UI Update Interval (in milliseconds)	The interval of time to wait between running queries to update the data on the pipeline Progress screen. The default value is 30,000 milliseconds (30 seconds).
Document Processing Timeout	Specifies the timeout in milliseconds for each document batch to be processed. Leave this value unset (or set it to 0) to use the microservice cluster's default timeout value.
Error On No Documents Found	Controls whether to fail the pipeline if no documents are found. This setting is enabled by default.
Maximum Pipeline Run Status Journals	Specifies the maximum number of pipeline run status journals to keep before aging them off to an FLDS. By default, only the status of the most recent run of a pipeline remains stored in a status journal. All previous reports are automatically converted to an FLDS and the original status journal is deleted.
Elastic Search Bulk Actions	Specifies the maximum number of indexing actions to queue during Elasticsearch indexing. The default value is 2,000.
Elastic Search Bulk Size	Specifies the maximum size of the document queue during Elasticsearch indexing. The default value is 5.

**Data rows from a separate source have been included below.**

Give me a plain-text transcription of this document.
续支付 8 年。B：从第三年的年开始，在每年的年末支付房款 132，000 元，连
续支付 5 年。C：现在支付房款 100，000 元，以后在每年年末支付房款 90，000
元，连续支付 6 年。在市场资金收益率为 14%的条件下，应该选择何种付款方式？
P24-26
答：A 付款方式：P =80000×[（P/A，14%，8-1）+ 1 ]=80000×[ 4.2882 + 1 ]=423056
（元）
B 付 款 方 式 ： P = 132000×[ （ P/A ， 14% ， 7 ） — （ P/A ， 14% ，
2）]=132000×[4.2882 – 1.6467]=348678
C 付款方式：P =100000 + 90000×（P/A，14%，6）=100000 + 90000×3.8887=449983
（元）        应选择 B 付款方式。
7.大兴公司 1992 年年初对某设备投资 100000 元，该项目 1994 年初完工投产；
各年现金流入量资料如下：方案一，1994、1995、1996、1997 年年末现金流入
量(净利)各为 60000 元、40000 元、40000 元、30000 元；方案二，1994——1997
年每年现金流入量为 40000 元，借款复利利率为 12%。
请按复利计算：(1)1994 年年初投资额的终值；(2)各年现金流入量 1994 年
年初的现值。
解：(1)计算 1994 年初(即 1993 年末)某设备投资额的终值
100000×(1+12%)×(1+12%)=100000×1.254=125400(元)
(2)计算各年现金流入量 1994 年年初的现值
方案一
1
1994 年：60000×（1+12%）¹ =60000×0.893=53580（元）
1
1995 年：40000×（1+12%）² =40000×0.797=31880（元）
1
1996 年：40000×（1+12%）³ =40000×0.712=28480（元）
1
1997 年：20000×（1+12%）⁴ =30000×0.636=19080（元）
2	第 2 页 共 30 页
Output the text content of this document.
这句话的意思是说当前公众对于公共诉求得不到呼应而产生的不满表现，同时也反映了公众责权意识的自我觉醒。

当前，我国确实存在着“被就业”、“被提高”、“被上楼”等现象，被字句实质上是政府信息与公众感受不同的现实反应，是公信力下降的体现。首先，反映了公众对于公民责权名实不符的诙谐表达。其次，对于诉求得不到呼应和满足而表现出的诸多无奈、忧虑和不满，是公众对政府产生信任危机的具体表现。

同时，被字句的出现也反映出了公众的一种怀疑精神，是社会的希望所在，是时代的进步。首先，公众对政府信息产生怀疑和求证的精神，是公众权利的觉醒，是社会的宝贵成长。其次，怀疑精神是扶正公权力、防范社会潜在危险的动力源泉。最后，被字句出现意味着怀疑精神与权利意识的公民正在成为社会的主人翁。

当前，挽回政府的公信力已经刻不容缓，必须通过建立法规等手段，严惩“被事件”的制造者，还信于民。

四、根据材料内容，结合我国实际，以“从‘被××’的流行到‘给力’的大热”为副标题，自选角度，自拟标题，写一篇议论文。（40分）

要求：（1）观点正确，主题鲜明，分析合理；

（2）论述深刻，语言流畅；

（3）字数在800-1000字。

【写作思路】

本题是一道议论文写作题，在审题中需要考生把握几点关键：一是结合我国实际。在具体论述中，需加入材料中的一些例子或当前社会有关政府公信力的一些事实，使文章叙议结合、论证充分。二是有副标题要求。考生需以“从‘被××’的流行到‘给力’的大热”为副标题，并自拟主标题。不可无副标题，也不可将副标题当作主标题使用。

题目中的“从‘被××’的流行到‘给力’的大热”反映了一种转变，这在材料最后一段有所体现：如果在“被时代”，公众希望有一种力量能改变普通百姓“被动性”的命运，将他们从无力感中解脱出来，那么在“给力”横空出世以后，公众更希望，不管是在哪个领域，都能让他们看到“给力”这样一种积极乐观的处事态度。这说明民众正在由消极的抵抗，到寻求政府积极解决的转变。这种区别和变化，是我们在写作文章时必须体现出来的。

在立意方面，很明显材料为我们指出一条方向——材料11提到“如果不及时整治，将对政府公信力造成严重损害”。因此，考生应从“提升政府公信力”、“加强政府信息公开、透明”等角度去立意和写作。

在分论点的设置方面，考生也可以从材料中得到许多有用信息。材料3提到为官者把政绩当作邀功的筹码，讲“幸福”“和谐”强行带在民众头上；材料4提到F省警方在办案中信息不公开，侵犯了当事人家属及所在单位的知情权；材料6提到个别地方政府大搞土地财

Elastic Search Bulk Concurrent Requests	This setting specifies the maximum number of concurrent bulk requests to allow during Elasticsearch indexing. The default value is 1.
Elastic Search Bulk Max Threads	This setting specifies the maximum number of threads to use for Elasticsearch indexing. The default value is 1.

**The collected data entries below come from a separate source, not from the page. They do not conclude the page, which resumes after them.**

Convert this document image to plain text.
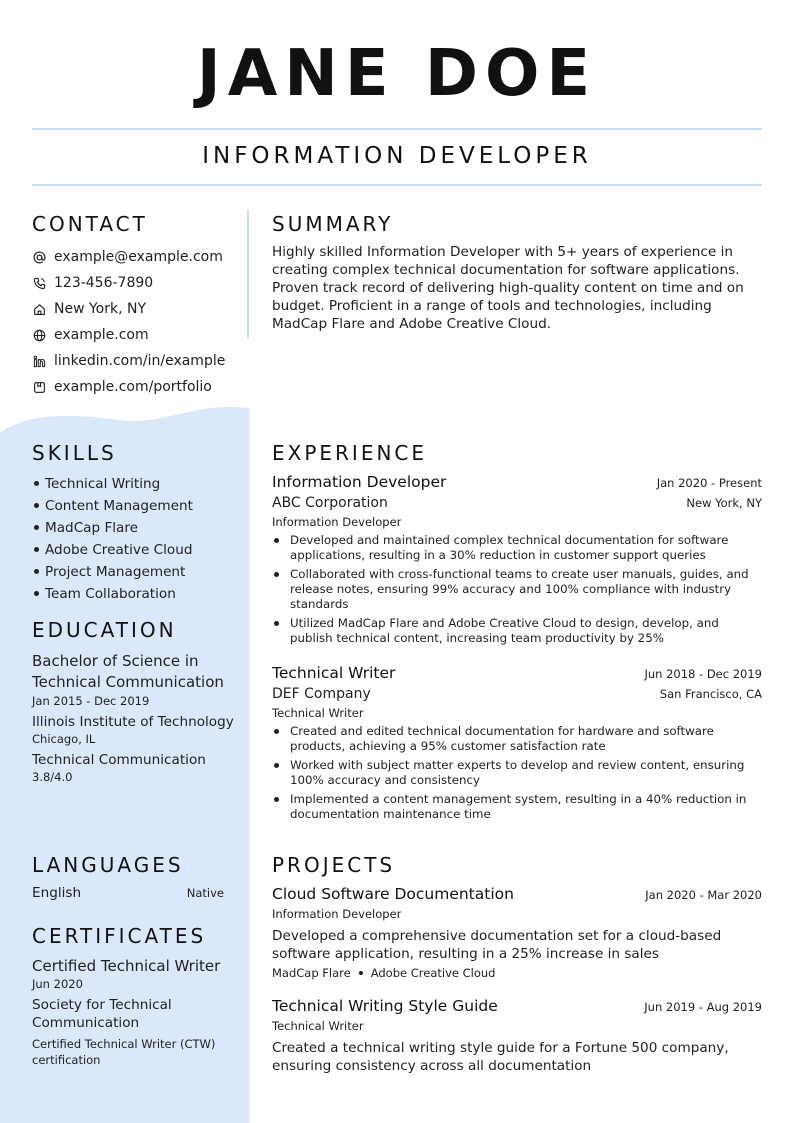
JANE DOE
INFORMATION DEVELOPER
CONTACT
example@example.com
123-456-7890
New York, NY
example.com
linkedin.com/in/example
example.com/portfolio
SUMMARY
Highly skilled Information Developer with 5+ years of experience in creating complex technical documentation for software applications. Proven track record of delivering high-quality content on time and on budget. Proficient in a range of tools and technologies, including MadCap Flare and Adobe Creative Cloud.
SKILLS
Technical Writing
Content Management
MadCap Flare
Adobe Creative Cloud
Project Management
Team Collaboration
EDUCATION
Bachelor of Science in Technical Communication
Jan 2015 - Dec 2019
Illinois Institute of Technology
Chicago, IL
Technical Communication
3.8/4.0
LANGUAGES
English	Native
CERTIFICATES
Certified Technical Writer
Jun 2020
Society for Technical Communication
Certified Technical Writer (CTW) certification
EXPERIENCE
Information Developer	Jan 2020 - Present
ABC Corporation	New York, NY
Information Developer
Developed and maintained complex technical documentation for software applications, resulting in a 30% reduction in customer support queries
Collaborated with cross-functional teams to create user manuals, guides, and release notes, ensuring 99% accuracy and 100% compliance with industry standards
Utilized MadCap Flare and Adobe Creative Cloud to design, develop, and publish technical content, increasing team productivity by 25%
Technical Writer	Jun 2018 - Dec 2019
DEF Company	San Francisco, CA
Technical Writer
Created and edited technical documentation for hardware and software products, achieving a 95% customer satisfaction rate
Worked with subject matter experts to develop and review content, ensuring 100% accuracy and consistency
Implemented a content management system, resulting in a 40% reduction in documentation maintenance time
PROJECTS
Cloud Software Documentation	Jan 2020 - Mar 2020
Information Developer
Developed a comprehensive documentation set for a cloud-based software application, resulting in a 25% increase in sales
MadCap Flare Adobe Creative Cloud
Technical Writing Style Guide	Jun 2019 - Aug 2019
Technical Writer
Created a technical writing style guide for a Fortune 500 company, ensuring consistency across all documentation
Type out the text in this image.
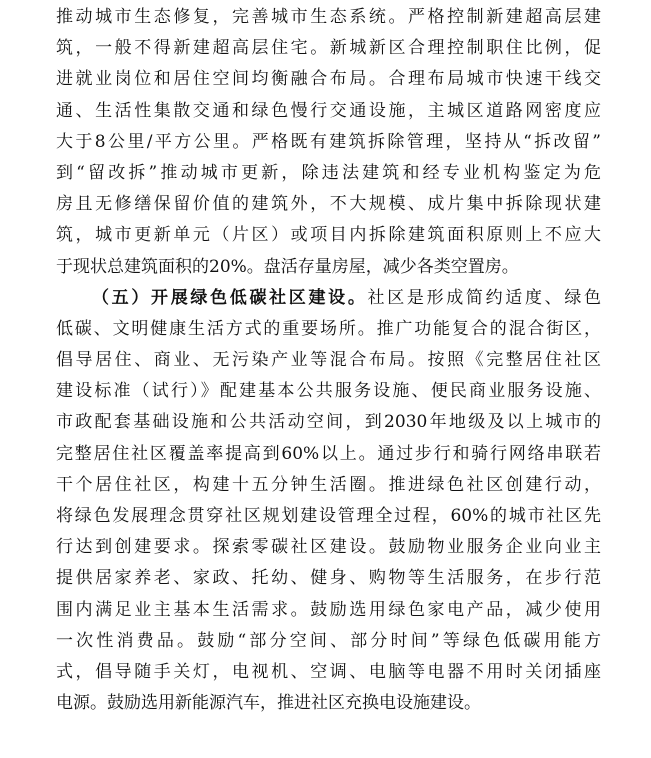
推动城市生态修复，完善城市生态系统。严格控制新建超高层建
筑，一般不得新建超高层住宅。新城新区合理控制职住比例，促
进就业岗位和居住空间均衡融合布局。合理布局城市快速干线交
通、生活性集散交通和绿色慢行交通设施，主城区道路网密度应
大于8公里/平方公里。严格既有建筑拆除管理，坚持从“拆改留”
到“留改拆”推动城市更新，除违法建筑和经专业机构鉴定为危
房且无修缮保留价值的建筑外，不大规模、成片集中拆除现状建
筑，城市更新单元（片区）或项目内拆除建筑面积原则上不应大
于现状总建筑面积的20%。盘活存量房屋，减少各类空置房。
（五）开展绿色低碳社区建设。社区是形成简约适度、绿色
低碳、文明健康生活方式的重要场所。推广功能复合的混合街区，
倡导居住、商业、无污染产业等混合布局。按照《完整居住社区
建设标准（试行）》配建基本公共服务设施、便民商业服务设施、
市政配套基础设施和公共活动空间，到2030年地级及以上城市的
完整居住社区覆盖率提高到60%以上。通过步行和骑行网络串联若
干个居住社区，构建十五分钟生活圈。推进绿色社区创建行动，
将绿色发展理念贯穿社区规划建设管理全过程，60%的城市社区先
行达到创建要求。探索零碳社区建设。鼓励物业服务企业向业主
提供居家养老、家政、托幼、健身、购物等生活服务，在步行范
围内满足业主基本生活需求。鼓励选用绿色家电产品，减少使用
一次性消费品。鼓励“部分空间、部分时间”等绿色低碳用能方
式，倡导随手关灯，电视机、空调、电脑等电器不用时关闭插座
电源。鼓励选用新能源汽车，推进社区充换电设施建设。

Elastic Search Mapping	This setting specifies (in JSON format) the mapping to use when indexing unstructured documents in Elasticsearch.
Elastic Search Pipeline Configuration	This setting specifies (in JSON format) the Elasticsearch pipeline configuration to use when indexing unstructured documents.
Elastic Search Directory Write-all	Controls whether to give write-all permission to the `esi` directory in the output corpus FLDS.
Elasticsearch Index Settings	This setting specifies (in JSON format) the index settings to use when indexing unstructured documents in Elasticsearch.
Skip Teardown Of Dynamic Resources	Controls whether dynamic K8s-based resources associated with the pipeline are left running after the pipeline is complete. This setting is disabled by default. Enabling it can result in increased cloud resource usage.
Default Finish Pending Writes On Pipeline Cancellation	Controls whether to finish any pending writes for documents during pipeline cancellation. There is a flag in the cancellation request that can be used to override this setting. This setting is enabled by default.
Post-persist Postprocessor	Specifies any post-persist semantic postprocessors in the pipeline.
Rich Text Extractor	Lists the HTML extractors to use in the pipeline.
Post Worker Service	Specifies a service to invoke on documents after they are successfully processed by the pipeline worker processes.
Pre-persist Postprocessor	Specifies any pre-persist semantic postprocessors in the pipeline.
Status Journal Base Path	Specifies the base path for storage of the status journal. By default, status journals are written to a `status_journals` subdirectory in the Anzo Data Store that is specified for the pipeline.
Content Transformer	Specifies any content transformation and metadata extraction components to use in the pipeline.
Document Crawler Thread Count	Specifies the number of threads to use for document crawling. The default value is 4.
Worker Service ID	Specifies the worker service ID to send requests to. If not specified, the default is `pipelineWorkerService`.